È probabile che la pigrizia non aiuti a battere il record di permanenza in questa valle di lacrime, ma non c'è dubbio che sia utile allo scopo di campare comodamente.

Un mio amico indolente, a chi lo incitava ad alzare i glutei dal divano nel quale usava sprofondarsi, rispondeva: «Fossi scemo, non mi basta stare fermo, preferisco l'immobilità». Se n'è andato a 83 anni per una polmonite: si era addormentato su quel divano, in aprile, lasciando la finestra aperta, e prese freddo. Perché non la chiuse? Per pigrizia, naturalmente. Non sono molto diverso da lui.
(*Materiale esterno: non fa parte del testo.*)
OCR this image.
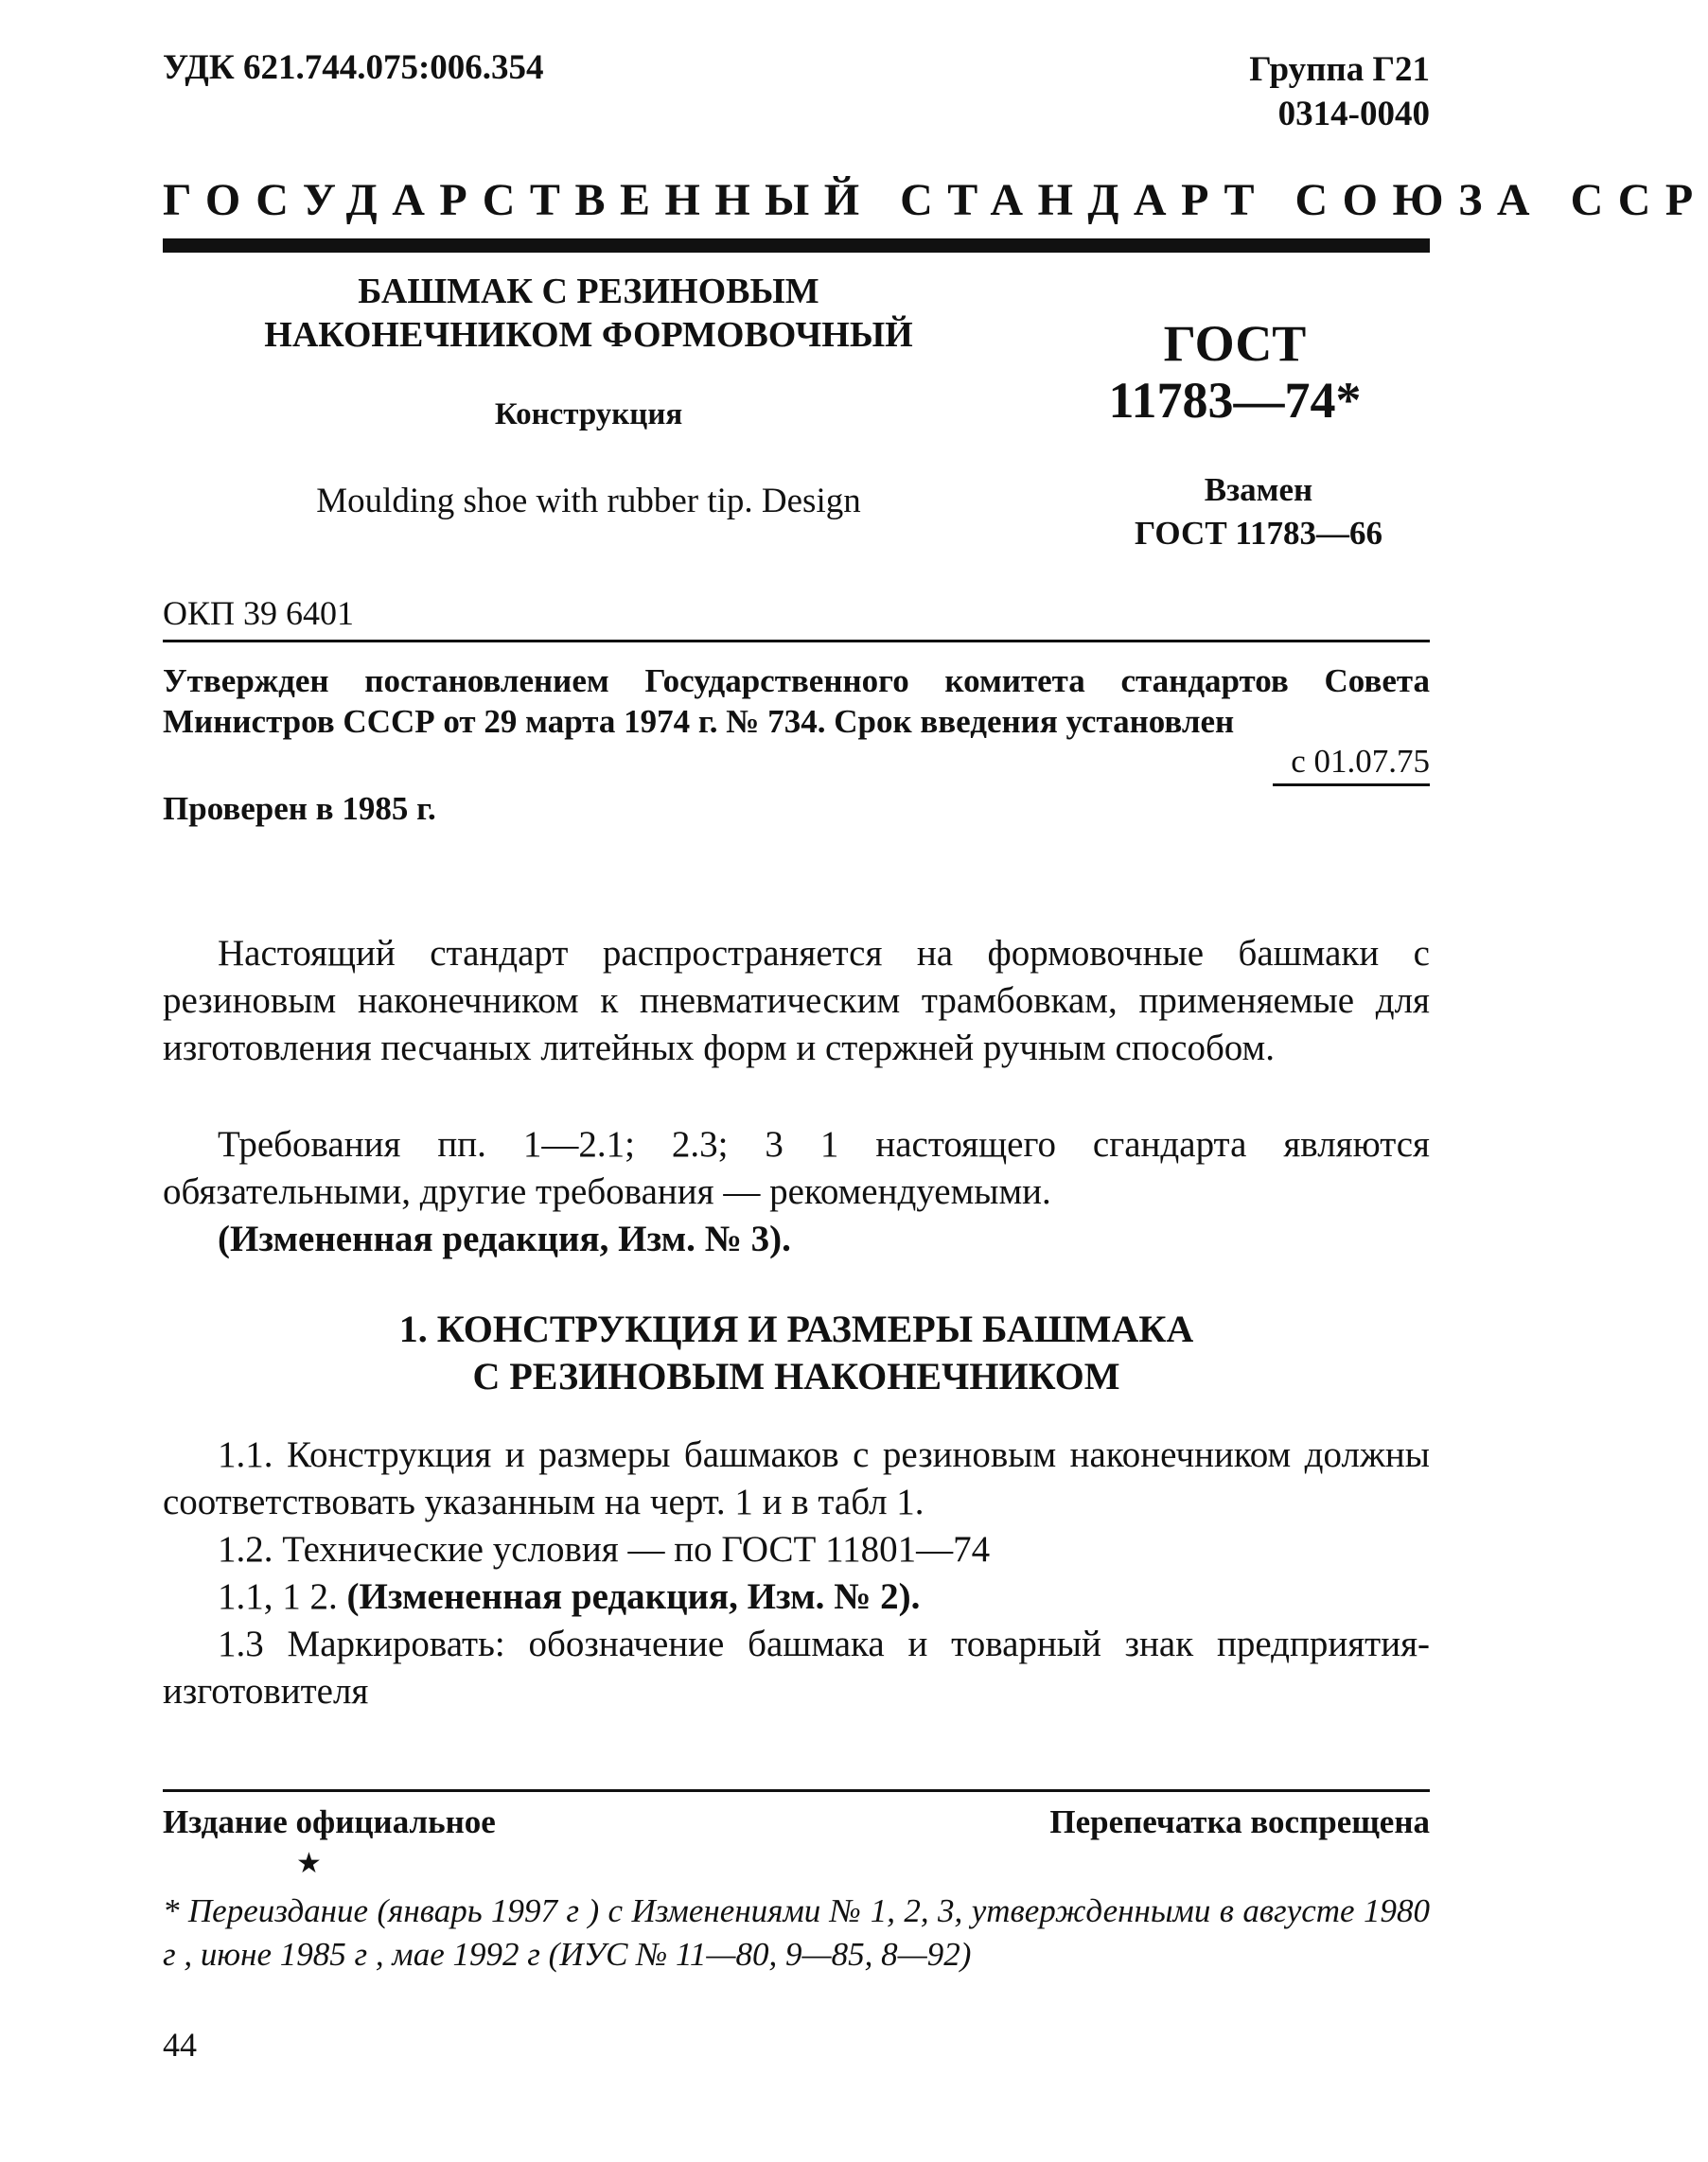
УДК 621.744.075:006.354	Группа Г21
0314-0040
ГОСУДАРСТВЕННЫЙ СТАНДАРТ СОЮЗА ССР
БАШМАК С РЕЗИНОВЫМ
НАКОНЕЧНИКОМ ФОРМОВОЧНЫЙ
Конструкция
Mouldіng shoe wіth rubber tіp. Desіgn
ГОСТ
11783—74*
Взамен
ГОСТ 11783—66
ОКП 39 6401
Утвержден постановлением Государственного комитета стандартов Совета Министров СССР от 29 марта 1974 г. № 734. Срок введения установлен
с 01.07.75
Проверен в 1985 г.

Настоящий стандарт распространяется на формовочные башмаки с резиновым наконечником к пневматическим трамбовкам, применяемые для изготовления песчаных литейных форм и стержней ручным способом.

Требования пп. 1—2.1; 2.3; 3 1 настоящего сгандарта являются обязательными, другие требования — рекомендуемыми.

(Измененная редакция, Изм. № 3).

1. КОНСТРУКЦИЯ И РАЗМЕРЫ БАШМАКА
С РЕЗИНОВЫМ НАКОНЕЧНИКОМ

1.1. Конструкция и размеры башмаков с резиновым наконечником должны соответствовать указанным на черт. 1 и в табл 1.

1.2. Технические условия — по ГОСТ 11801—74

1.1, 1 2. (Измененная редакция, Изм. № 2).

1.3 Маркировать: обозначение башмака и товарный знак предприятия-изготовителя

Издание официальное	Перепечатка воспрещена
★
* Переиздание (январь 1997 г ) с Изменениями № 1, 2, 3, утвержденными в августе 1980 г , июне 1985 г , мае 1992 г (ИУС № 11—80, 9—85, 8—92)
44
Ho sempre abitato al primo piano, talvolta a quello terreno. Scelta strategica: casomai si guastasse l'ascensore, non devo salire a piedi le scale. Ho tirato di scherma, ho giocato al calcio, ho montato a cavallo. L'ho fatto per divertimento. Ma ho smesso presto, prima di stancarmi. Casa, automobile, ufficio e viceversa: trascorro l'esistenza seduto in poltrona. Percorrerò ogni dì non oltre cento metri complessivi con le mie gambe, che tuttavia sono abbastanza forti per prendere a calci nel didietro chi eventualmente volesse costringermi ad essere dinamico. Confesso. Pratico una disciplina assai impegnativa: una specie di sollevamento pesi, pesi leggeri, però; alzo il gomito per bermi qualche bicchiere, bianco o rosso, indifferentemente. Ho 70 anni. Non sono affetto da pinguedine. Lavoro anche il sabato e la domenica. Magari morirò presto, ma non sudato. Già questo mi conforta. Meglio essere vittime della strage degli indecenti che non della strage degli innocenti.
Quando guardo i podisti, i maratoneti e i velocisti ne assorbo mentalmente la fatica e mi riposo anche per loro. Poveracci.

Ma chi glielo fa fare? Non ho mai voluto essere un atleta come Mennea. Forse non ho sbagliato, constatata la fine che egli ha fatto. Sedetevi. Se la morte deve arrivare, è più decoroso che vi colga in vestaglia che in tuta.